Tu parles! C'est ce qu'on dit tous. J'ai déjà mal.
Il grimaça et ne put, durant la creusée, se retenir de lâcher un «Ouille!».
Le docteur Tchernienko s'arrêta.
– Ça ne va pas?
– Si si, continuez. Quatorze, treize.
Pour la science.
Il serra plus fort les mâchoires. Il ne ressentait rien sur sa peau mais percevait la traction mécanique sur son crâne. Un peu comme lorsqu'il s'était fait arracher sa dent de sagesse. L'anesthésiant local agissait mais la pression sur ses os se répandait dans tout le corps.
Penser à autre chose. L'infirmière. Ses yeux gris.
Maintenant sa tête vibrait.
Ça fait vraiment très mal. Penser à autre chose.
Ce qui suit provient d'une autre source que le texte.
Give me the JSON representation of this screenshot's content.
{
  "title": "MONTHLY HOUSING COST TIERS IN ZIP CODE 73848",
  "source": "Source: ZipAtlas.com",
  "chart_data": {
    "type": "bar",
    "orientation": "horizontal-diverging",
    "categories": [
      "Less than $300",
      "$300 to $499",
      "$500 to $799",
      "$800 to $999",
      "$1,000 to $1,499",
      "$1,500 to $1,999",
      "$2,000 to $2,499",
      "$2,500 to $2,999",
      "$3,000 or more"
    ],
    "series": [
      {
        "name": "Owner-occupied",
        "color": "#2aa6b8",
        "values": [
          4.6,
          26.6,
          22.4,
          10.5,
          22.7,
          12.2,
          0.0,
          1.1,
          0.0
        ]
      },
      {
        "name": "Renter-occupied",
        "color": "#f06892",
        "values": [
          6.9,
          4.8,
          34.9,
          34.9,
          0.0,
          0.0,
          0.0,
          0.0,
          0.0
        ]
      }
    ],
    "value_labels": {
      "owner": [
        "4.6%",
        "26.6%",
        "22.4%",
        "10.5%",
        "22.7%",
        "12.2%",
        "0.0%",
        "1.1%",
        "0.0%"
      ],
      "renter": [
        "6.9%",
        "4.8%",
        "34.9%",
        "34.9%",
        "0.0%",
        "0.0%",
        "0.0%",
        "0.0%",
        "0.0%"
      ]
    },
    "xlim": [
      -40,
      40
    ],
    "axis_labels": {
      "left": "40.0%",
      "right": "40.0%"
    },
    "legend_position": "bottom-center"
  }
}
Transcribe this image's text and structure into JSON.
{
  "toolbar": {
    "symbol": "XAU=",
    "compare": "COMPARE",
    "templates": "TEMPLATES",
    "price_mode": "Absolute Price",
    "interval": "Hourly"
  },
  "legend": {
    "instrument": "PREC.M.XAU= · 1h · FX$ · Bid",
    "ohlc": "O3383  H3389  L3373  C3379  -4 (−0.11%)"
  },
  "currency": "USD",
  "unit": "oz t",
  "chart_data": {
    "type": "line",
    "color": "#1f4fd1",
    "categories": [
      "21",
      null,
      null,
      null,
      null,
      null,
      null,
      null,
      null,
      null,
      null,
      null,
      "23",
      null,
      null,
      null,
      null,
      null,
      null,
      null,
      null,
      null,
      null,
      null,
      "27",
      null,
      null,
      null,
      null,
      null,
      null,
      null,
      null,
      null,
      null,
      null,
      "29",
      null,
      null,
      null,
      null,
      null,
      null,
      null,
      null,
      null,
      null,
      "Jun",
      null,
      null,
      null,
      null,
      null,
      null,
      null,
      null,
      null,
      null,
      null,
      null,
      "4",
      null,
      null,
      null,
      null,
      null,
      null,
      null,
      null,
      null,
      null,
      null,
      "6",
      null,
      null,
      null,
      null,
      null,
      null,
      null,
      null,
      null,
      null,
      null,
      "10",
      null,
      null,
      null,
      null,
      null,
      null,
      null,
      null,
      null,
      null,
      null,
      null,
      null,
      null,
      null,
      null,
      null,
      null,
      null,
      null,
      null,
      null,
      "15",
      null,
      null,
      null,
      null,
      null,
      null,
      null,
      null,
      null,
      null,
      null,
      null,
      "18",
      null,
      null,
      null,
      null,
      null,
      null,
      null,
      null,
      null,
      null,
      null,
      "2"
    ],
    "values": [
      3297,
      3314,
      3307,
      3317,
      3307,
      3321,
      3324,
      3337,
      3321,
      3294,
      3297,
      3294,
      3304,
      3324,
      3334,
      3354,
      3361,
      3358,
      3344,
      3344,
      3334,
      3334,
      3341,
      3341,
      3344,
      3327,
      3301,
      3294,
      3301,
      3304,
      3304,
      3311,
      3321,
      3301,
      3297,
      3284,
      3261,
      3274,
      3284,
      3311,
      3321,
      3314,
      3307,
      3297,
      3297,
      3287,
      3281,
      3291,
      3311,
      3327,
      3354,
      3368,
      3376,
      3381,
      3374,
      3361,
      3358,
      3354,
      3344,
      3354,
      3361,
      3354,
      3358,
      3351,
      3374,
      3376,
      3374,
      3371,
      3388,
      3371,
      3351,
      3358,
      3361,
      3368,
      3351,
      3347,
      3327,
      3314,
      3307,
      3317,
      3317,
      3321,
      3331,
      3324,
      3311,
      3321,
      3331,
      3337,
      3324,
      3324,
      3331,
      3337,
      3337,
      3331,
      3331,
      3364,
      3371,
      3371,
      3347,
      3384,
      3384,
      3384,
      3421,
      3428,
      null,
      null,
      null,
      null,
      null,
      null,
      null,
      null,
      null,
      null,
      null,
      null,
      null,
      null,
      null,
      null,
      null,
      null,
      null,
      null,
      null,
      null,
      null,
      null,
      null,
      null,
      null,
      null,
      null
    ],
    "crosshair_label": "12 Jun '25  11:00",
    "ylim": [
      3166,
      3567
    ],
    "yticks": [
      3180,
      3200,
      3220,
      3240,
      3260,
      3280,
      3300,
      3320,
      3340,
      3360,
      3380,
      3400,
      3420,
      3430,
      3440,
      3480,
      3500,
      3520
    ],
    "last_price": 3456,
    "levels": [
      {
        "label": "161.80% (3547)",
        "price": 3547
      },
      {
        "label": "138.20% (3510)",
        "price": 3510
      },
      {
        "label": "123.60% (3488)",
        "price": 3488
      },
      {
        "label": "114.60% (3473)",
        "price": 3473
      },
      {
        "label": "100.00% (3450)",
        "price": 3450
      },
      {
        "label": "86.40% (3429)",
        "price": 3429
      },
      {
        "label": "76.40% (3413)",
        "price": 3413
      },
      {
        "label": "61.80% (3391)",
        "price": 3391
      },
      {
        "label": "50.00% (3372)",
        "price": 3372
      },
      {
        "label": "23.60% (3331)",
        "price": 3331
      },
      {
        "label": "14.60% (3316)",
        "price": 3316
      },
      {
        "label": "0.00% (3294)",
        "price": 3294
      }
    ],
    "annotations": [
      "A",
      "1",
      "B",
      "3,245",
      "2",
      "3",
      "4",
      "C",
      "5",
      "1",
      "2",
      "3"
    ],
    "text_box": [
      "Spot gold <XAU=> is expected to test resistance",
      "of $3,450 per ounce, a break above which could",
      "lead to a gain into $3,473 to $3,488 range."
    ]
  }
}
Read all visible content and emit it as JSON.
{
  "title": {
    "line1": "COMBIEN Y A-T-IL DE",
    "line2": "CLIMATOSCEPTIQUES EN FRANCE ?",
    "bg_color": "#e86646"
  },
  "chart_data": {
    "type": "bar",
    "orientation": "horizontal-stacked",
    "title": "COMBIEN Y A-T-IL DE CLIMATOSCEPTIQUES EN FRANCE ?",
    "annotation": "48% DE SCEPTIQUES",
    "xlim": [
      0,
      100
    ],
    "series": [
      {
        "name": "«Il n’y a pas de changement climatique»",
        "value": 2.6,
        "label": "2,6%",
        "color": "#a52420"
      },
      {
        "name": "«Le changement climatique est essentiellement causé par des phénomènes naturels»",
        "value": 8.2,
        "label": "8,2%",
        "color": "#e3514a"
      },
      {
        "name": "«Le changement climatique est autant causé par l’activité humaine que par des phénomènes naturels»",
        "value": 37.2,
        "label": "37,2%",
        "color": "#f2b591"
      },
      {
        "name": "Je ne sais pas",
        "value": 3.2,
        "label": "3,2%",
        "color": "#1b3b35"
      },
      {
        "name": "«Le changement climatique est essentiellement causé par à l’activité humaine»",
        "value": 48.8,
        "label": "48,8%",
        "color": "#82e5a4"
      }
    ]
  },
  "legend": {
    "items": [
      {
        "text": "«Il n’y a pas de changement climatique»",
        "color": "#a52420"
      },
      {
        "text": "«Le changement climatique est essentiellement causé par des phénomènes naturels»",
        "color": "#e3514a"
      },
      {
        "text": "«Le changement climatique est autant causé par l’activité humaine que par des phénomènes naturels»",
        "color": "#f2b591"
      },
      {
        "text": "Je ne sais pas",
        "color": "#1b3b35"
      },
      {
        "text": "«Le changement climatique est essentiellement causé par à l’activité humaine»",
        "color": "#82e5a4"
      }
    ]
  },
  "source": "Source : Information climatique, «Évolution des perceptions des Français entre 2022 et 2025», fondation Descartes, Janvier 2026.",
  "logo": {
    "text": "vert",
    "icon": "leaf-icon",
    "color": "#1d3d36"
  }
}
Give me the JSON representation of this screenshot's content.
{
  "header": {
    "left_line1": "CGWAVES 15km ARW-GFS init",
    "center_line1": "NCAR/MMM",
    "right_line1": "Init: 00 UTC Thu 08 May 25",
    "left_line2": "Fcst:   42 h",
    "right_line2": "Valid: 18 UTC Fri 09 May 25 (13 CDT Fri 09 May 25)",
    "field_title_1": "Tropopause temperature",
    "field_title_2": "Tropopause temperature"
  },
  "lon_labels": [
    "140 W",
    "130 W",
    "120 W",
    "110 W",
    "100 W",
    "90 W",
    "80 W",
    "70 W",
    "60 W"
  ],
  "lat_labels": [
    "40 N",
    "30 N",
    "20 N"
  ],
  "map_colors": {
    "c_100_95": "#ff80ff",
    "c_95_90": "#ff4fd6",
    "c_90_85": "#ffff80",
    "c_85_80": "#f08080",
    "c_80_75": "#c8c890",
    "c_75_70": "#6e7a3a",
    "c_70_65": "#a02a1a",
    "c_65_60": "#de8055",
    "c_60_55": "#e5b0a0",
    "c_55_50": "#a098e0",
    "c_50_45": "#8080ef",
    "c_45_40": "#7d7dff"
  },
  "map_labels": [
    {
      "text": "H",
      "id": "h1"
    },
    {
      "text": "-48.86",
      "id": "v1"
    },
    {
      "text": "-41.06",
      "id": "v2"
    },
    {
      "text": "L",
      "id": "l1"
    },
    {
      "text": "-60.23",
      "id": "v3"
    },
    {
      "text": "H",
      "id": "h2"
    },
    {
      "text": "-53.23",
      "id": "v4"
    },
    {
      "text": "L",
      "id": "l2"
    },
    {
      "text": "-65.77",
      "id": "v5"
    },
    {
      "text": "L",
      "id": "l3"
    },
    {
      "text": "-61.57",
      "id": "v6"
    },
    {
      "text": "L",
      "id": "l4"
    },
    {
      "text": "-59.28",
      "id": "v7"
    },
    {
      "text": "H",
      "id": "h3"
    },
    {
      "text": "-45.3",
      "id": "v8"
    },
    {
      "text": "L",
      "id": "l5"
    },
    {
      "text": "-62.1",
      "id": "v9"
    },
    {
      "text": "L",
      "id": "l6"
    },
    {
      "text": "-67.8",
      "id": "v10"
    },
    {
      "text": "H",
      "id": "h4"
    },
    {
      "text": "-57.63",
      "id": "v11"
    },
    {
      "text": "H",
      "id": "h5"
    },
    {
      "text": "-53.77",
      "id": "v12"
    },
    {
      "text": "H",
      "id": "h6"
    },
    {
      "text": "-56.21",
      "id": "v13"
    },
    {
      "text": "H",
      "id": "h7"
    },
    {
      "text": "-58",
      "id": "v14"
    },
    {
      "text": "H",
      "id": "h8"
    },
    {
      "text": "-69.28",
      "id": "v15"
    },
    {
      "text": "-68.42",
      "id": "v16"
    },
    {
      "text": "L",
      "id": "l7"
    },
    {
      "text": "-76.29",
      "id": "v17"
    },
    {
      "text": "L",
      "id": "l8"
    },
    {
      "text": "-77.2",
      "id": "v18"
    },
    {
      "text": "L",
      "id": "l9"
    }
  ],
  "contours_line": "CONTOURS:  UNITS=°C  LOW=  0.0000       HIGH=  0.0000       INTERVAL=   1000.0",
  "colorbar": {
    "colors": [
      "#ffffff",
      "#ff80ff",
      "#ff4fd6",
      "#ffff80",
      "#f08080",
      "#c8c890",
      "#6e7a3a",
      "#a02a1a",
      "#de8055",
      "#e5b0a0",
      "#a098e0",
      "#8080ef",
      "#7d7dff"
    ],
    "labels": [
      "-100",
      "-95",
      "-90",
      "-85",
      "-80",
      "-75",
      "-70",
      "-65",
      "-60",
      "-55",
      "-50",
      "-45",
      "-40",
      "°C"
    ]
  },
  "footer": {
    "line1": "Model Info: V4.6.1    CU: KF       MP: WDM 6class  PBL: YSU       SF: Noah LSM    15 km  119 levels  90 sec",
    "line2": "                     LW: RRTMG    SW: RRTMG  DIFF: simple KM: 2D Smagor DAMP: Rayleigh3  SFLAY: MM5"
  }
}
Penser à l'infirmière.
Comprenant qu'il avait besoin d'elle, elle lui prit la main.
Sa main est fraîche. Mais je n'arrive pas à oublier ce qu'il se passe là-haut. ils m'ouvrent la tête. je suis peut-être en train de faire une bêtise monumentale. Je m'étais pourtant juré de ne jamais m'allonger sur un billard sauf si c'était indispensable. Ce n'est pas indispensable. Et cela fait vraiment très mal.